Reste que l'étude n'est pas facile : les paramètres de Mars et Phobos rendent l'approche complexe (pratiquement impossible de l'orbiter). Phobos-Grunt, dans l'agenda très chargé de la mission, doit d'abord entrer en orbite elliptique autour de Mars, puis étudier Mars et Phobos avant de « suivre » la lune et s'y poser. Le tout avec les contraintes liées à la distance : approche et atterrissage entièrement automatisés, puisque les échanges de communication prendraient trop de temps.
Phobos-Grunt, en théorie
La surface de Phobos n'est pas non plus un environnement particulièrement accueillant. Lorsqu'elle aurait touché le sol, Phobos-Grunt aurait dû allumer des propulseurs pour ne pas rebondir : la gravité y est absolument minimale… Par contre, comme on ne connaît pas la teneur du sol, elle aurait aussi pu s'y enfoncer ! Et ce n'est pas tout. La mission aurait alors tenté de remplir un petit boitier cylindrique avec environ 200 grammes de matière, placé ensuite sur le centre de la plateforme d'atterrissage, dans un petit véhicule qui deviendrait autonome. Décollant à l'aide de ressorts (pour ne pas « griller » le reste de la mission), ce dernier aurait ensuite pris le chemin de la Terre, pour y larguer une capsule de 11 kg essentiellement constituée d'un bouclier de rentrée atmosphérique et d'un parachute.

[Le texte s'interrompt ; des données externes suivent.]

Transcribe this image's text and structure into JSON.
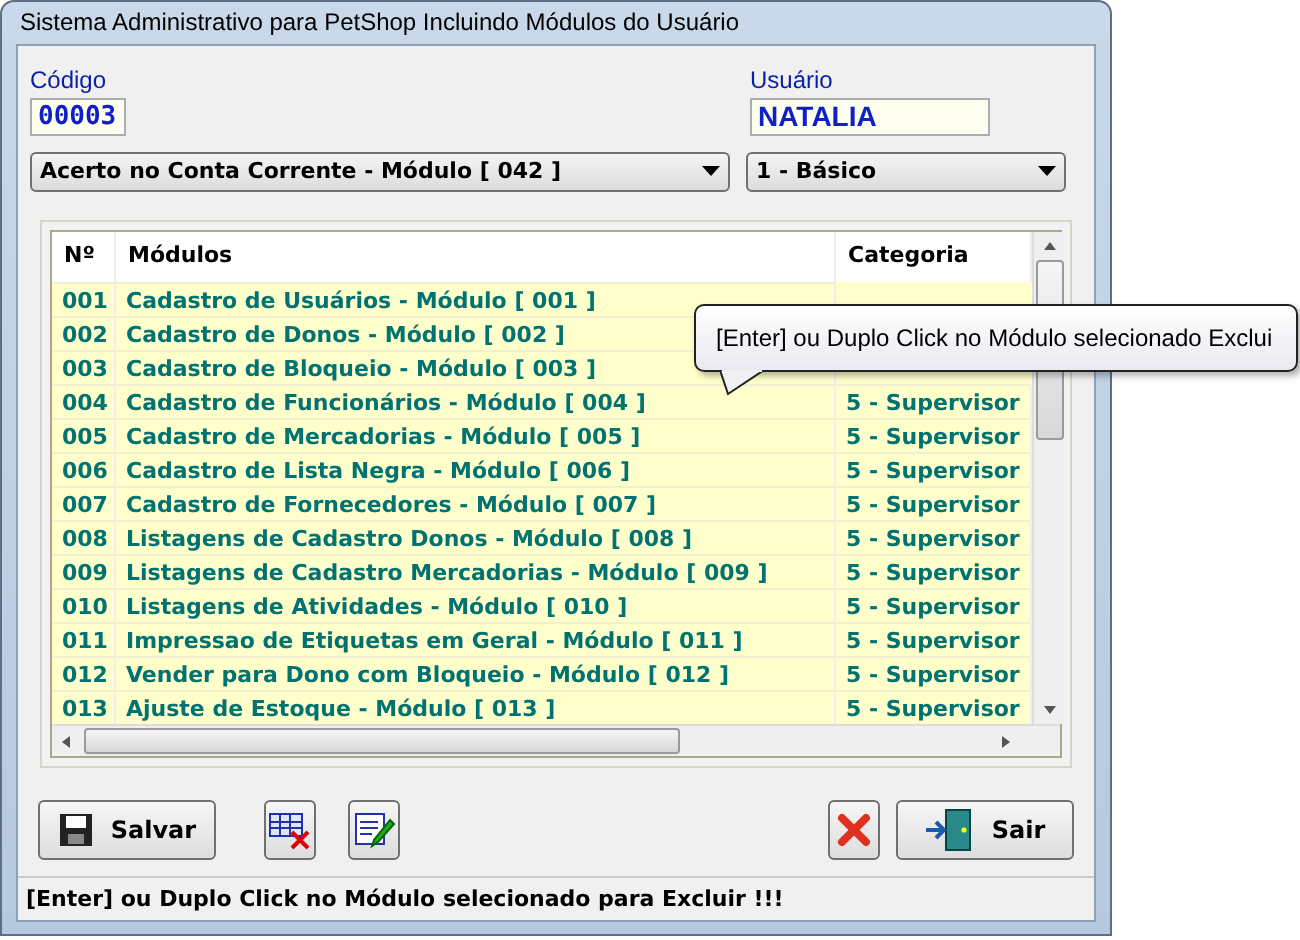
{
  "window": {
    "title": "Sistema Administrativo para PetShop Incluindo Módulos do Usuário"
  },
  "codigo": {
    "label": "Código",
    "value": "00003"
  },
  "usuario": {
    "label": "Usuário",
    "value": "NATALIA"
  },
  "module_select": {
    "value": "Acerto no Conta Corrente - Módulo [ 042 ]"
  },
  "level_select": {
    "value": "1 - Básico"
  },
  "table": {
    "columns": [
      "Nº",
      "Módulos",
      "Categoria"
    ],
    "rows": [
      {
        "number": "001",
        "module": "Cadastro de Usuários - Módulo [ 001 ]"
      },
      {
        "number": "002",
        "module": "Cadastro de Donos - Módulo [ 002 ]"
      },
      {
        "number": "003",
        "module": "Cadastro de Bloqueio - Módulo [ 003 ]"
      },
      {
        "number": "004",
        "module": "Cadastro de Funcionários - Módulo [ 004 ]",
        "category": "5 - Supervisor"
      },
      {
        "number": "005",
        "module": "Cadastro de Mercadorias - Módulo [ 005 ]",
        "category": "5 - Supervisor"
      },
      {
        "number": "006",
        "module": "Cadastro de Lista Negra - Módulo [ 006 ]",
        "category": "5 - Supervisor"
      },
      {
        "number": "007",
        "module": "Cadastro de Fornecedores - Módulo [ 007 ]",
        "category": "5 - Supervisor"
      },
      {
        "number": "008",
        "module": "Listagens de Cadastro Donos - Módulo [ 008 ]",
        "category": "5 - Supervisor"
      },
      {
        "number": "009",
        "module": "Listagens de Cadastro Mercadorias - Módulo [ 009 ]",
        "category": "5 - Supervisor"
      },
      {
        "number": "010",
        "module": "Listagens de Atividades - Módulo [ 010 ]",
        "category": "5 - Supervisor"
      },
      {
        "number": "011",
        "module": "Impressao de Etiquetas em Geral - Módulo [ 011 ]",
        "category": "5 - Supervisor"
      },
      {
        "number": "012",
        "module": "Vender para Dono com Bloqueio - Módulo [ 012 ]",
        "category": "5 - Supervisor"
      },
      {
        "number": "013",
        "module": "Ajuste de Estoque - Módulo [ 013 ]",
        "category": "5 - Supervisor"
      }
    ]
  },
  "tooltip": "[Enter] ou Duplo Click no Módulo selecionado Exclui",
  "buttons": [
    {
      "kind": "save",
      "label": "Salvar"
    },
    {
      "kind": "grid-delete"
    },
    {
      "kind": "edit"
    },
    {
      "kind": "cancel"
    },
    {
      "kind": "exit",
      "label": "Sair"
    }
  ],
  "status_bar": "[Enter] ou Duplo Click no Módulo selecionado para Excluir !!!"
}
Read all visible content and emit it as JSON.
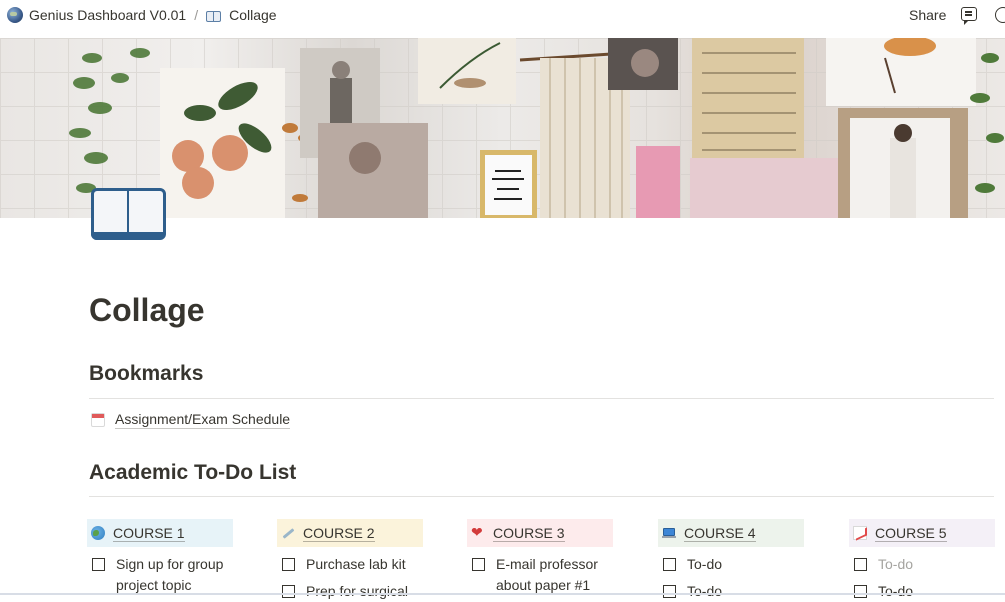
{
  "topbar": {
    "workspace": "Genius Dashboard V0.01",
    "separator": "/",
    "page": "Collage",
    "share_label": "Share"
  },
  "icons": {
    "workspace": "globe-icon",
    "page_crumb": "open-book-icon",
    "comments": "comment-icon",
    "updates": "clock-icon",
    "page": "open-book-icon",
    "bookmark": "calendar-icon"
  },
  "page": {
    "title": "Collage"
  },
  "bookmarks": {
    "heading": "Bookmarks",
    "items": [
      {
        "label": "Assignment/Exam Schedule"
      }
    ]
  },
  "todo": {
    "heading": "Academic To-Do List",
    "columns": [
      {
        "label": "COURSE 1",
        "icon": "earth-globe-icon",
        "color": "#e7f3f8",
        "items": [
          {
            "text": "Sign up for group project topic",
            "muted": false
          }
        ]
      },
      {
        "label": "COURSE 2",
        "icon": "syringe-icon",
        "color": "#fbf3db",
        "items": [
          {
            "text": "Purchase lab kit",
            "muted": false
          },
          {
            "text": "Prep for surgical",
            "muted": false
          }
        ]
      },
      {
        "label": "COURSE 3",
        "icon": "heart-icon",
        "color": "#fdebec",
        "items": [
          {
            "text": "E-mail professor about paper #1",
            "muted": false
          }
        ]
      },
      {
        "label": "COURSE 4",
        "icon": "laptop-icon",
        "color": "#edf3ec",
        "items": [
          {
            "text": "To-do",
            "muted": false
          },
          {
            "text": "To-do",
            "muted": false
          }
        ]
      },
      {
        "label": "COURSE 5",
        "icon": "chart-increasing-icon",
        "color": "#f4f0f7",
        "items": [
          {
            "text": "To-do",
            "muted": true
          },
          {
            "text": "To-do",
            "muted": false
          }
        ]
      }
    ]
  }
}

Atterrissant dans le désert kazakhe un peu moins de 3 ans après son départ, la mission Phobos-Grunt aurait alors représenté un incroyable retour de la Russie au premier plan de l'exploration interplanétaire. Mais pour cela, chaque étape de la mission était cruciale et ne supportait pas la moindre erreur.

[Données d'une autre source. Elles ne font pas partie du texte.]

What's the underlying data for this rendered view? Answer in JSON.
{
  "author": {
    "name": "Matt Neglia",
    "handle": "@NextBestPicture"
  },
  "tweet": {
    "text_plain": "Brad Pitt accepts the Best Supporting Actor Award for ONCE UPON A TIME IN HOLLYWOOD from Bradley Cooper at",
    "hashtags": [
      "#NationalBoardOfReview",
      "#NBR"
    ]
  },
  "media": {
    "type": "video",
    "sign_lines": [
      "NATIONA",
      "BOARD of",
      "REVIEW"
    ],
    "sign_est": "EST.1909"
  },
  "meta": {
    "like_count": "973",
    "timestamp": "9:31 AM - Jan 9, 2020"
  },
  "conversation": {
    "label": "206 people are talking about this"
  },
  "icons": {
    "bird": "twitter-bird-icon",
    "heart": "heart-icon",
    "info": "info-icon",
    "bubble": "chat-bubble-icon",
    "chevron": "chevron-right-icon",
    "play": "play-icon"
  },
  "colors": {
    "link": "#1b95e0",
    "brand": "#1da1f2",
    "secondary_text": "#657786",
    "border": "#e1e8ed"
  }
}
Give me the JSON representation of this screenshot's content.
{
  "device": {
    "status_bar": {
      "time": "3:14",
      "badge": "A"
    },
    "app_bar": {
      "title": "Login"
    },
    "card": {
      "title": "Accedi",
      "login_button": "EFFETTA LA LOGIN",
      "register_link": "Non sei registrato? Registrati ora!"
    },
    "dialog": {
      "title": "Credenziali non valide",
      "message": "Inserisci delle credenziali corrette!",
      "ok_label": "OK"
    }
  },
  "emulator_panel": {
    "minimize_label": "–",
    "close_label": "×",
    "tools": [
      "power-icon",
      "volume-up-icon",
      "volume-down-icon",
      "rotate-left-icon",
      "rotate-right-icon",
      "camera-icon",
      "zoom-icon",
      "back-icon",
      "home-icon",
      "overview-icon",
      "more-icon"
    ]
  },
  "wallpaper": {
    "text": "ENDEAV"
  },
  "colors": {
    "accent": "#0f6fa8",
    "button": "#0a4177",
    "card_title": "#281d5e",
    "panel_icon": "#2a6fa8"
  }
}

De l'équipement et une sonde chinoise
Phobos-Grunt est équipé d'un étage de croisière directement issu de Fregat, le « standard » d'étage supérieur russe : équipé d'ergols stockables, ce dernier dispose d'un moteur capable de se rallumer à de nombreuses reprises. Pour la mission vers la lune de Mars, son rôle est capital… Non seulement il faut qu'il termine la mise en orbite terrestre juste après le lancement, mais aussi le départ pour Mars, les corrections de trajectoire sur le chemin et, dernière tâche mais non des moindres, l'entrée en orbite autour de la planète rouge ! Phobos-Grunt elle-même pèse environ 1 650 kg, est alimentée grâce à ses panneaux solaires et transporte 50 kg d'équipements scientifiques, dont des participations internationales allemandes, biélorusses, italiennes, polonaises et françaises. Caméras, spectromètres, chromatographes pour l'analyse des gaz, radar, la mission est bien équipée !

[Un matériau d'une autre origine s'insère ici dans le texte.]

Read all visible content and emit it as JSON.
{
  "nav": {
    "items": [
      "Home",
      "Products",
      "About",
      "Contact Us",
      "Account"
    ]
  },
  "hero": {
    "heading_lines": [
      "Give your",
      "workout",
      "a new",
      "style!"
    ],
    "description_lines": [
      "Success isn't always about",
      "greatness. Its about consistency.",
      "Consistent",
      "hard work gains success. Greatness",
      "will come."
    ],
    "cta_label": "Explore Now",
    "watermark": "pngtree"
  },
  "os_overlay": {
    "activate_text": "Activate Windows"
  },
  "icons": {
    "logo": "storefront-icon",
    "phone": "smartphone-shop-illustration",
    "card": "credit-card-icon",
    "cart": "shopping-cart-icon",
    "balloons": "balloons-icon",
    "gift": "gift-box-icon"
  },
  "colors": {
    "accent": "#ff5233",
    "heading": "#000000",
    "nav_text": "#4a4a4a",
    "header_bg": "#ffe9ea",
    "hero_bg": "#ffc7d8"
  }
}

En plein développement de Phobos-Grunt, la nouvelle fait grand bruit en mars 2007 : la Russie signe un accord avec la Chine pour emmener le petit orbiteur Yinghuo-1 vers Mars sur la plateforme de Phobos-Grunt. Grand « cube » de 75 cm de côté, la sonde chinoise se serait séparée en orbite de Mars, devenant la première mission interplanétaire chinoise. Elle était chichement équipée, avec une petite caméra et de quoi étudier l'environnement magnétique extérieur de Mars, mais l'opportunité était trop belle pour ne pas profiter du voyage pour un véhicule de 115 kg.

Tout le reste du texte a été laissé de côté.